Sunday, September 29, 2013

Who are You?

Who are you, stealing my right to live away from me?
Who are you, deciding to take happiness away from me?

Who are you, I ask and I ask with all my might
Why can't I grasp you when you are in my sight?

Who are you, not flinched by the mourning of the innocent?
Why can't the crying keep you up all night, of the motherless infant?

Who are you, murdering people, killing peace, stabbing love?
I write this as I see the black smoke moving up above

Who are you, tell me oh tell me, for I really want to know
Human? No! That word is too pure for you, do you not think so?
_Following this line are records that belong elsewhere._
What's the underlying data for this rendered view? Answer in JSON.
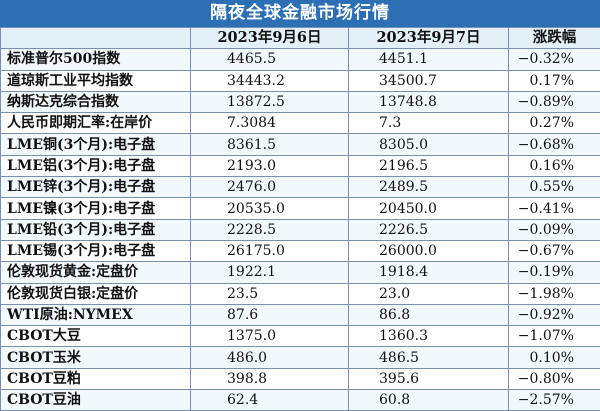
{
  "title": "隔夜全球金融市场行情",
  "headers": [
    "",
    "2023年9月6日",
    "2023年9月7日",
    "涨跌幅"
  ],
  "rows": [
    {
      "name": "标准普尔500指数",
      "d1": "4465.5",
      "d2": "4451.1",
      "change": "−0.32%"
    },
    {
      "name": "道琼斯工业平均指数",
      "d1": "34443.2",
      "d2": "34500.7",
      "change": "0.17%"
    },
    {
      "name": "纳斯达克综合指数",
      "d1": "13872.5",
      "d2": "13748.8",
      "change": "−0.89%"
    },
    {
      "name": "人民币即期汇率:在岸价",
      "d1": "7.3084",
      "d2": "7.3",
      "change": "0.27%"
    },
    {
      "name": "LME铜(3个月):电子盘",
      "d1": "8361.5",
      "d2": "8305.0",
      "change": "−0.68%"
    },
    {
      "name": "LME铝(3个月):电子盘",
      "d1": "2193.0",
      "d2": "2196.5",
      "change": "0.16%"
    },
    {
      "name": "LME锌(3个月):电子盘",
      "d1": "2476.0",
      "d2": "2489.5",
      "change": "0.55%"
    },
    {
      "name": "LME镍(3个月):电子盘",
      "d1": "20535.0",
      "d2": "20450.0",
      "change": "−0.41%"
    },
    {
      "name": "LME铅(3个月):电子盘",
      "d1": "2228.5",
      "d2": "2226.5",
      "change": "−0.09%"
    },
    {
      "name": "LME锡(3个月):电子盘",
      "d1": "26175.0",
      "d2": "26000.0",
      "change": "−0.67%"
    },
    {
      "name": "伦敦现货黄金:定盘价",
      "d1": "1922.1",
      "d2": "1918.4",
      "change": "−0.19%"
    },
    {
      "name": "伦敦现货白银:定盘价",
      "d1": "23.5",
      "d2": "23.0",
      "change": "−1.98%"
    },
    {
      "name": "WTI原油:NYMEX",
      "d1": "87.6",
      "d2": "86.8",
      "change": "−0.92%"
    },
    {
      "name": "CBOT大豆",
      "d1": "1375.0",
      "d2": "1360.3",
      "change": "−1.07%"
    },
    {
      "name": "CBOT玉米",
      "d1": "486.0",
      "d2": "486.5",
      "change": "0.10%"
    },
    {
      "name": "CBOT豆粕",
      "d1": "398.8",
      "d2": "395.6",
      "change": "−0.80%"
    },
    {
      "name": "CBOT豆油",
      "d1": "62.4",
      "d2": "60.8",
      "change": "−2.57%"
    }
  ]
}
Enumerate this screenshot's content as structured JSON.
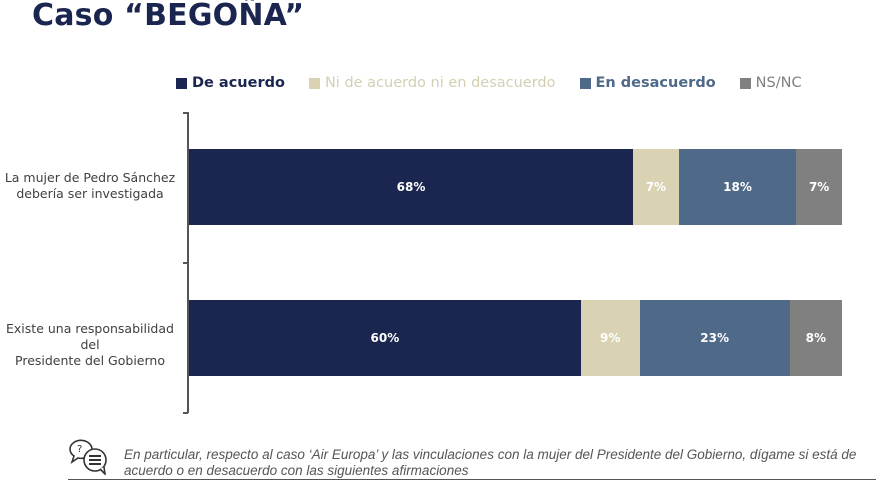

Tuesday, September 17, 2013

Vulnerable - A Page from My Diary

That feeling creeps up all over me, once again. Unintentionally, they make me feel like whatever I do is, or going to turn into a mistake. I feel like a big chunk of my life has been eaten up, then. I feel like I cannot ace living life, then. I feel like a failure, then. And that is not even the last thing I’d ever want to feel. They give me a feeling that I don’t belong with this life. They, without quite knowing, are killing that part of my brains, where dreams are manufactured. They, without realizing, are making me weaker and more vulnerable to the evilness lurking around me, around us. Is it the price I have to give for being loved? I don’t know. But whatever it is, it is anything but that appreciative pat I’d like to receive for moving on toward the piles of dreams I have got right there before me. 

Trust, is it too much to ask for?
Turns out, it is.

Even a tinge of sadness is unavoidable. It’s like a drop of ink that trickles into the clear puddle of happiness, disperses there, and makes the pool cloudy, making its existence conspicuous.